Vanaf 1 januari jl. kan in de loonaangifte aangegeven worden dat een uitbetaling een RVU betreft. UWV is op basis van de registraties in de Polisadministratie nagegaan hoeveel werknemers in 2021 met RVU zijn gegaan. Het gaat om werknemers van wie de dienstbetrekking is geëindigd, en waarvan de werkgever of uitvoerende instelling heeft aangegeven dat de uitbetalingen na de beëindiging van het dienstverband een RVU betreffen. Uit de analyse blijkt dat soms niet goed wordt geregistreerd dat een uitbetaling een RVU is. Dit heeft waarschijnlijk te maken met het feit dat de RVU een startende regeling is. De verwachting is dat dit na verloop van tijd zal verbeteren. Met deze kanttekening komt het UWV tot de conclusie dat in de eerste 4 maanden van 2021 1.447 werknemers voor het eerst een RVU-betaling hebben ontvangen.

Het UWV heeft daarnaast onderzocht bij welke werkgever een persoon voor wie een RVU wordt uitbetaald voor het laatst heeft gewerkt. Daarbij is ook gekeken naar de cao-code van die werkgever. Dit geeft een beeld van de sectoren waar in 2021 tot nu toe het vaakst werknemers met RVU zijn gegaan. Hieruit blijkt dat met name in de sectoren Bouw en Politie aanzienlijke aantallen werknemers met RVU zijn gegaan. Voor de sector Bouw gaat het om ruim 600 werknemers en voor de sector politie gaat het om ruim 400 werknemers. Dat is niet onverwacht omdat deze sectoren al vanaf 1 januari van dit jaar een cao-afspraak over RVU kennen. De regelingen van veel andere sectoren zijn recenter in werking getreden of moeten nog in werking treden. Deze afspraken zullen later in de cijfers naar boven komen.

Conclusie

Op basis van het onderzoek naar de afspraken in de cao’s is duidelijk dat voor een aanzienlijk deel van de werknemers cao-afspraken zijn gemaakt over RVU-regelingen. De analyse van het UWV laat verder zien dat 1.447 werknemers in de eerste 4 maanden van 2021 een RVU-regeling hebben gekregen. Het is nu nog onzeker hoe deze aantallen zich zullen ontwikkelen, en wat het uiteindelijke gebruik van RVU-regelingen zal zijn. De komende jaren houd ik een vinger aan de pols.

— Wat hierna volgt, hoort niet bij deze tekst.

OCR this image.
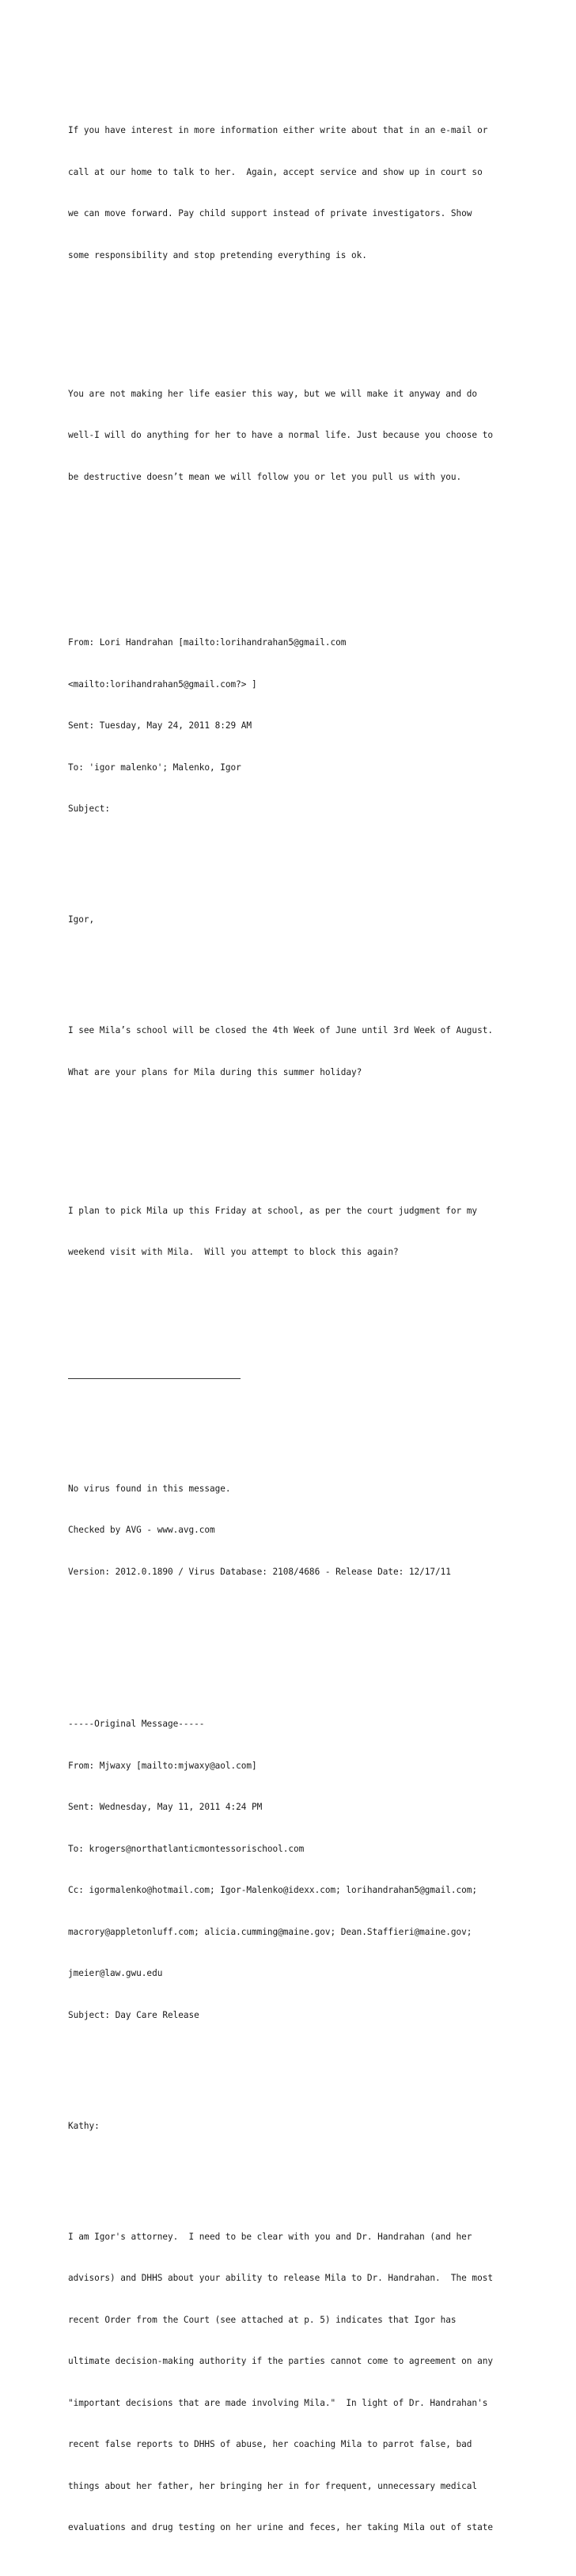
If you have interest in more information either write about that in an e-mail or

call at our home to talk to her.  Again, accept service and show up in court so

we can move forward. Pay child support instead of private investigators. Show

some responsibility and stop pretending everything is ok.

You are not making her life easier this way, but we will make it anyway and do

well-I will do anything for her to have a normal life. Just because you choose to

be destructive doesn’t mean we will follow you or let you pull us with you.

From: Lori Handrahan [mailto:lorihandrahan5@gmail.com

<mailto:lorihandrahan5@gmail.com?> ]

Sent: Tuesday, May 24, 2011 8:29 AM

To: 'igor malenko'; Malenko, Igor

Subject:

Igor,

I see Mila’s school will be closed the 4th Week of June until 3rd Week of August.

What are your plans for Mila during this summer holiday?

I plan to pick Mila up this Friday at school, as per the court judgment for my

weekend visit with Mila.  Will you attempt to block this again?

No virus found in this message.

Checked by AVG - www.avg.com

Version: 2012.0.1890 / Virus Database: 2108/4686 - Release Date: 12/17/11

-----Original Message-----

From: Mjwaxy [mailto:mjwaxy@aol.com]

Sent: Wednesday, May 11, 2011 4:24 PM

To: krogers@northatlanticmontessorischool.com

Cc: igormalenko@hotmail.com; Igor-Malenko@idexx.com; lorihandrahan5@gmail.com;

macrory@appletonluff.com; alicia.cumming@maine.gov; Dean.Staffieri@maine.gov;

jmeier@law.gwu.edu

Subject: Day Care Release

Kathy:

I am Igor's attorney.  I need to be clear with you and Dr. Handrahan (and her

advisors) and DHHS about your ability to release Mila to Dr. Handrahan.  The most

recent Order from the Court (see attached at p. 5) indicates that Igor has

ultimate decision-making authority if the parties cannot come to agreement on any

"important decisions that are made involving Mila."  In light of Dr. Handrahan's

recent false reports to DHHS of abuse, her coaching Mila to parrot false, bad

things about her father, her bringing her in for frequent, unnecessary medical

evaluations and drug testing on her urine and feces, her taking Mila out of state
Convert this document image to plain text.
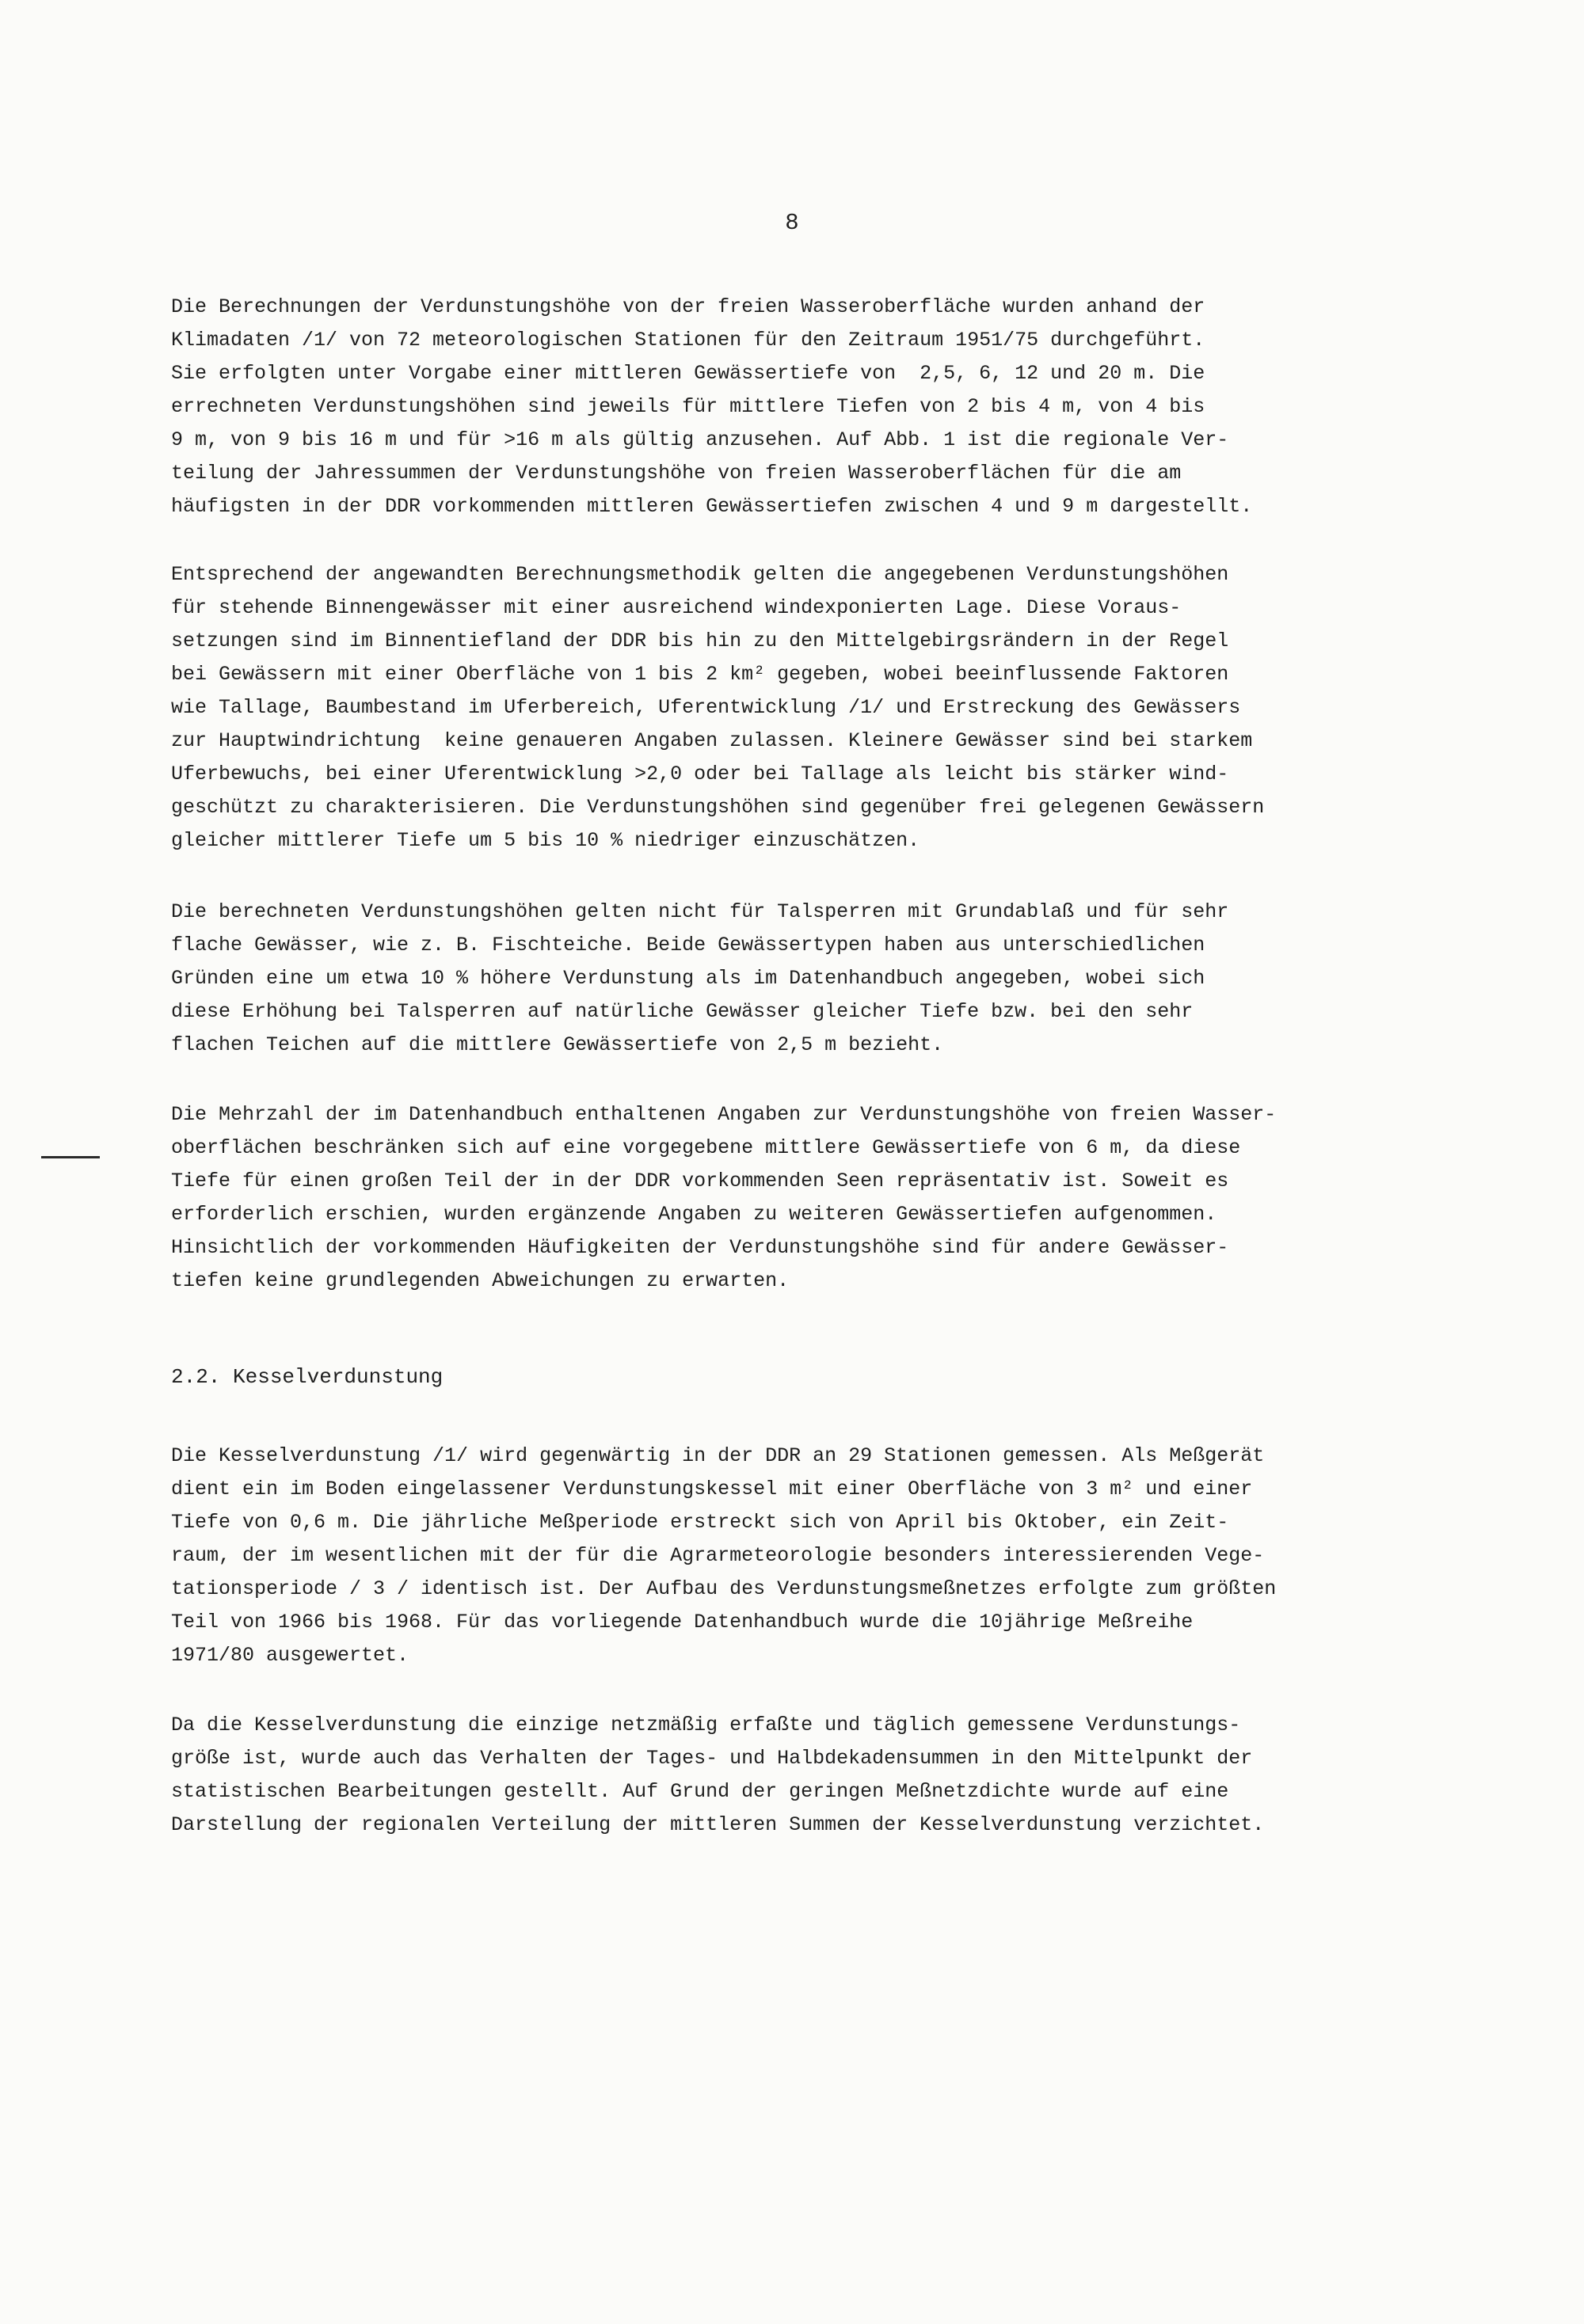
8

Die Berechnungen der Verdunstungshöhe von der freien Wasseroberfläche wurden anhand der
Klimadaten /1/ von 72 meteorologischen Stationen für den Zeitraum 1951/75 durchgeführt.
Sie erfolgten unter Vorgabe einer mittleren Gewässertiefe von  2,5, 6, 12 und 20 m. Die
errechneten Verdunstungshöhen sind jeweils für mittlere Tiefen von 2 bis 4 m, von 4 bis
9 m, von 9 bis 16 m und für >16 m als gültig anzusehen. Auf Abb. 1 ist die regionale Ver-
teilung der Jahressummen der Verdunstungshöhe von freien Wasseroberflächen für die am
häufigsten in der DDR vorkommenden mittleren Gewässertiefen zwischen 4 und 9 m dargestellt.

Entsprechend der angewandten Berechnungsmethodik gelten die angegebenen Verdunstungshöhen
für stehende Binnengewässer mit einer ausreichend windexponierten Lage. Diese Voraus-
setzungen sind im Binnentiefland der DDR bis hin zu den Mittelgebirgsrändern in der Regel
bei Gewässern mit einer Oberfläche von 1 bis 2 km² gegeben, wobei beeinflussende Faktoren
wie Tallage, Baumbestand im Uferbereich, Uferentwicklung /1/ und Erstreckung des Gewässers
zur Hauptwindrichtung  keine genaueren Angaben zulassen. Kleinere Gewässer sind bei starkem
Uferbewuchs, bei einer Uferentwicklung >2,0 oder bei Tallage als leicht bis stärker wind-
geschützt zu charakterisieren. Die Verdunstungshöhen sind gegenüber frei gelegenen Gewässern
gleicher mittlerer Tiefe um 5 bis 10 % niedriger einzuschätzen.

Die berechneten Verdunstungshöhen gelten nicht für Talsperren mit Grundablaß und für sehr
flache Gewässer, wie z. B. Fischteiche. Beide Gewässertypen haben aus unterschiedlichen
Gründen eine um etwa 10 % höhere Verdunstung als im Datenhandbuch angegeben, wobei sich
diese Erhöhung bei Talsperren auf natürliche Gewässer gleicher Tiefe bzw. bei den sehr
flachen Teichen auf die mittlere Gewässertiefe von 2,5 m bezieht.

Die Mehrzahl der im Datenhandbuch enthaltenen Angaben zur Verdunstungshöhe von freien Wasser-
oberflächen beschränken sich auf eine vorgegebene mittlere Gewässertiefe von 6 m, da diese
Tiefe für einen großen Teil der in der DDR vorkommenden Seen repräsentativ ist. Soweit es
erforderlich erschien, wurden ergänzende Angaben zu weiteren Gewässertiefen aufgenommen.
Hinsichtlich der vorkommenden Häufigkeiten der Verdunstungshöhe sind für andere Gewässer-
tiefen keine grundlegenden Abweichungen zu erwarten.

2.2. Kesselverdunstung

Die Kesselverdunstung /1/ wird gegenwärtig in der DDR an 29 Stationen gemessen. Als Meßgerät
dient ein im Boden eingelassener Verdunstungskessel mit einer Oberfläche von 3 m² und einer
Tiefe von 0,6 m. Die jährliche Meßperiode erstreckt sich von April bis Oktober, ein Zeit-
raum, der im wesentlichen mit der für die Agrarmeteorologie besonders interessierenden Vege-
tationsperiode / 3 / identisch ist. Der Aufbau des Verdunstungsmeßnetzes erfolgte zum größten
Teil von 1966 bis 1968. Für das vorliegende Datenhandbuch wurde die 10jährige Meßreihe
1971/80 ausgewertet.

Da die Kesselverdunstung die einzige netzmäßig erfaßte und täglich gemessene Verdunstungs-
größe ist, wurde auch das Verhalten der Tages- und Halbdekadensummen in den Mittelpunkt der
statistischen Bearbeitungen gestellt. Auf Grund der geringen Meßnetzdichte wurde auf eine
Darstellung der regionalen Verteilung der mittleren Summen der Kesselverdunstung verzichtet.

De Minister van Sociale Zaken en Werkgelegenheid, W. Koolmees


X Noot
1

Motie van de leden Gijs van Dijk en Smeulders, Tweede Kamer, vergaderjaar 2020–2021, 35 555, nr. 13.

X Noot
2

De genoemde cijfers laten de stand per 31 maart 2021 zien. Alle cao-afspraken die tot die tijd zijn gemaakt zijn nader onderzocht op een RVU-afspraak.

X Noot
3

De overige cao-partijen kozen voor het antwoord «anders, namelijk». Tezamen vertegenwoordigen zij 14% van de werknemers waarvoor een RVU is afgesproken. Uit de toelichting die partijen bij dit antwoord gaven blijkt dat partijen tussen de status van «voornemen» en «regeling» inzitten of dat het overleg over een regeling voor vervroegd uittreden op dit moment stilligt. Daarnaast geven enkele partijen aan dat zij het belangrijk vinden dat er ruimte is voor maatwerk en dat zij afspraken over een RVU daarom niet centraal (in een cao) uitwerken maar op bedrijfsniveau of op het niveau van de individuele werknemer.